In [2]:
import pyspark.sql.functions
from pyspark.sql import SparkSession

In [16]:
spark = SparkSession \
    .builder \
    .appName("grab_dataframe") \
    .config('spark.jars.packages', 'org.mongodb.spark:mongo-spark-connector:10.0.5') \
    .getOrCreate()

In [17]:
database = "hacking"
collection = "people"
connectionString = "mongodb://127.0.0.1"

In [18]:
df = spark.read.format("mongodb") \
    .option("database", database) \
    .option("connection.uri", connectionString) \
    .option("collection", collection) \
    .load()
print(df)

DataFrame[_id: string, age: int, name: string]


In [19]:
df.show()

+--------------------+----+-----+
|                 _id| age| name|
+--------------------+----+-----+
|636d401e920e9fad5...|  30| John|
|636d401e920e9fad5...|  45|  Joe|
|636d401e920e9fad5...|null|Jason|
+--------------------+----+-----+



### indexing [] gets column object

In [8]:
type(df["name"])

pyspark.sql.column.Column

### select method returns a dataframe of that column

In [9]:
type(df.select("name"))

df.select("name").show()

+-----+
| name|
+-----+
| John|
|  Joe|
|Jason|
+-----+



### head method will grab N Rows from the top of the dataframe

In [10]:
df.head(2)

[Row(_id='636d401e920e9fad564fb66b', age=30, name='John'),
 Row(_id='636d401e920e9fad564fb66c', age=45, name='Joe')]

In [11]:
row = df.head(3)[0]

In [39]:
df.select(["name", "age"]).show()

+-----+----+
| name| age|
+-----+----+
|  Joe|null|
| John|  39|
|Jason|  49|
+-----+----+



### withColumn will return a new dataframe with this new column added

In [12]:
df = df.withColumn("double_age", df["age"] * 2)
df.show()

+--------------------+----+-----+----------+
|                 _id| age| name|double_age|
+--------------------+----+-----+----------+
|636d401e920e9fad5...|  30| John|        60|
|636d401e920e9fad5...|  45|  Joe|        90|
|636d401e920e9fad5...|null|Jason|      null|
+--------------------+----+-----+----------+



### withColumnRenamed to rename a column

In [13]:
df.withColumnRenamed("age", "new_age")

DataFrame[_id: string, new_age: int, name: string, double_age: int]

### use SQL

In [14]:
df.createOrReplaceTempView("people")

spark.sql("select * from people").show()
spark.sql("select * from people where age > 40").show()
spark.sql("select * from people order by age desc").show()
spark.sql("select * from people order by age asc").show()
spark.sql("select * from people where age is not null").show()
spark.sql("select * from people where age is null").show()

age = 40
spark.sql("select * from people where age > {0}".format(age)).show()
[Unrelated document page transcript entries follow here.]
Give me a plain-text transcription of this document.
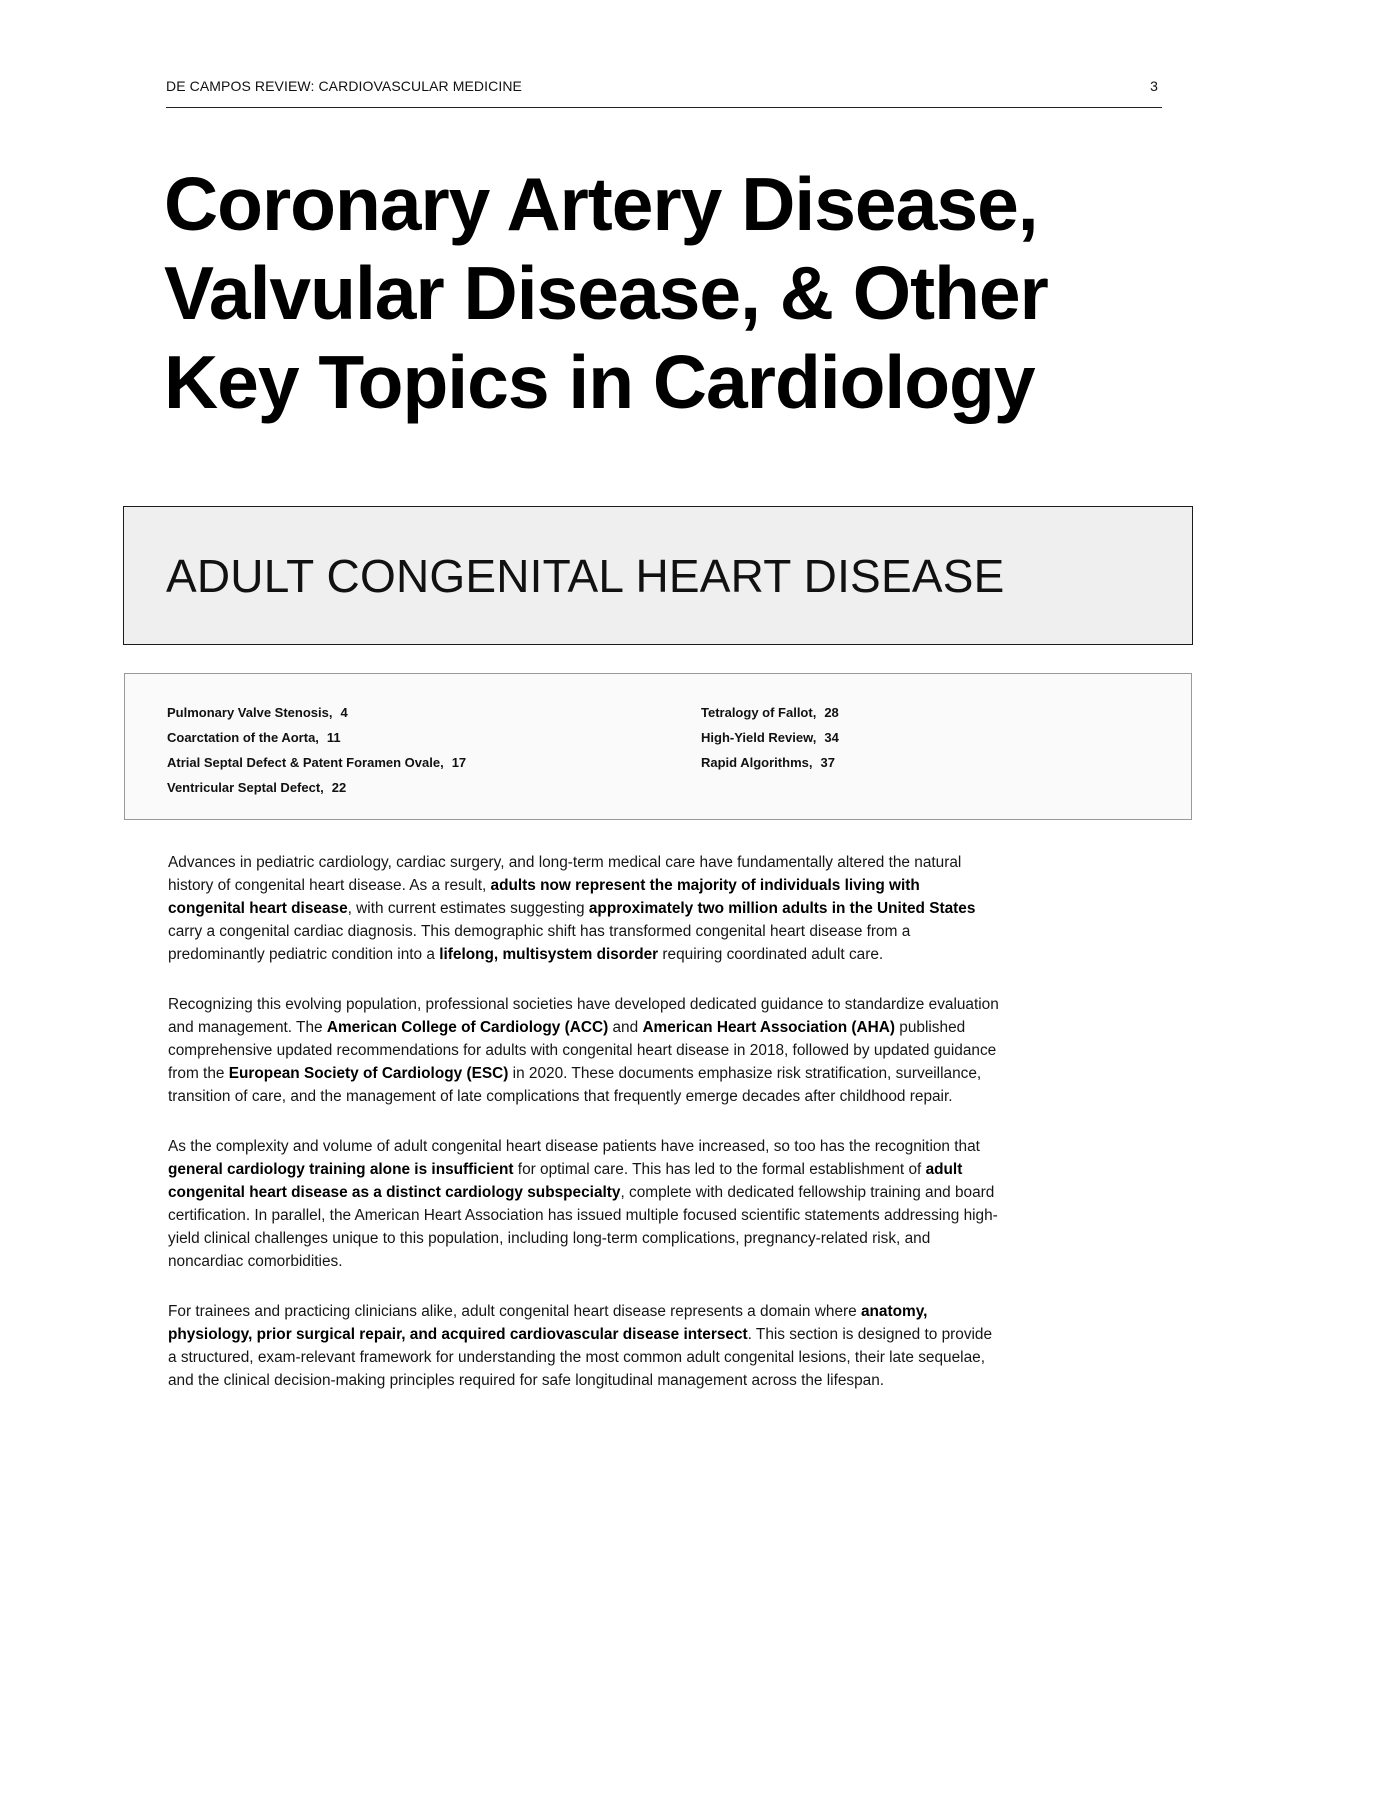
DE CAMPOS REVIEW: CARDIOVASCULAR MEDICINE	3
Coronary Artery Disease,
Valvular Disease, & Other
Key Topics in Cardiology
ADULT CONGENITAL HEART DISEASE
Pulmonary Valve Stenosis, 4
Coarctation of the Aorta, 11
Atrial Septal Defect & Patent Foramen Ovale, 17
Ventricular Septal Defect, 22
Tetralogy of Fallot, 28
High-Yield Review, 34
Rapid Algorithms, 37

Advances in pediatric cardiology, cardiac surgery, and long-term medical care have fundamentally altered the natural history of congenital heart disease. As a result, adults now represent the majority of individuals living with congenital heart disease, with current estimates suggesting approximately two million adults in the United States carry a congenital cardiac diagnosis. This demographic shift has transformed congenital heart disease from a predominantly pediatric condition into a lifelong, multisystem disorder requiring coordinated adult care.

Recognizing this evolving population, professional societies have developed dedicated guidance to standardize evaluation and management. The American College of Cardiology (ACC) and American Heart Association (AHA) published comprehensive updated recommendations for adults with congenital heart disease in 2018, followed by updated guidance from the European Society of Cardiology (ESC) in 2020. These documents emphasize risk stratification, surveillance, transition of care, and the management of late complications that frequently emerge decades after childhood repair.

As the complexity and volume of adult congenital heart disease patients have increased, so too has the recognition that general cardiology training alone is insufficient for optimal care. This has led to the formal establishment of adult congenital heart disease as a distinct cardiology subspecialty, complete with dedicated fellowship training and board certification. In parallel, the American Heart Association has issued multiple focused scientific statements addressing high-yield clinical challenges unique to this population, including long-term complications, pregnancy-related risk, and noncardiac comorbidities.

For trainees and practicing clinicians alike, adult congenital heart disease represents a domain where anatomy, physiology, prior surgical repair, and acquired cardiovascular disease intersect. This section is designed to provide a structured, exam-relevant framework for understanding the most common adult congenital lesions, their late sequelae, and the clinical decision-making principles required for safe longitudinal management across the lifespan.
+--------------------+----+-----+----------+
|                 _id| age| name|double_age|
+--------------------+----+-----+----------+
|636d401e920e9fad5...|  30| John|        60|
|636d401e920e9fad5...|  45|  Joe|        90|
|636d401e920e9fad5...|null|Jason|      null|
+--------------------+----+-----+----------+

+--------------------+---+----+----------+
|                 _id|age|name|double_age|
+--------------------+---+----+----------+
|636d401e920e9fad5...| 45| Joe|        90|
+--------------------+---+----+----------+

+--------------------+----+-----+----------+
|                 _id| age| name|double_age|
+--------------------+----+-----+----------+
|636d401e920e9fad5...|  45|  Joe|        90|
|636d401e920e9fad5...|  30| John|        60|
|636d401e920e9fad5...|null|Jason|      null|
+--------------------+----+-----+----------+

+--------------------+----+-----+----------+
|                 _id| age| name|double_age|
+--------------------+----+-----+----------+
|636d401e920e9fad

In [15]:
from pyspark.sql.functions import asc, desc

df.filter("age > 40").show()
df.filter("age is not null").show()
df.orderBy(desc("age")).show()
df.orderBy(asc("age")).show()


df.filter("age is not null and length(name) >= 4").orderBy(desc("age")).select("name").show()



+--------------------+---+----+----------+
|                 _id|age|name|double_age|
+--------------------+---+----+----------+
|636d401e920e9fad5...| 45| Joe|        90|
+--------------------+---+----+----------+

+--------------------+---+----+----------+
|                 _id|age|name|double_age|
+--------------------+---+----+----------+
|636d401e920e9fad5...| 30|John|        60|
|636d401e920e9fad5...| 45| Joe|        90|
+--------------------+---+----+----------+

+--------------------+----+-----+----------+
|                 _id| age| name|double_age|
+--------------------+----+-----+----------+
|636d401e920e9fad5...|  45|  Joe|        90|
|636d401e920e9fad5...|  30| John|        60|
|636d401e920e9fad5...|null|Jason|      null|
+--------------------+----+-----+----------+

+--------------------+----+-----+----------+
|                 _id| age| name|double_age|
+--------------------+----+-----+----------+
|636d401e920e9fad5...|null|Jason|      null|
|636d401e920e9fad5...|  30| J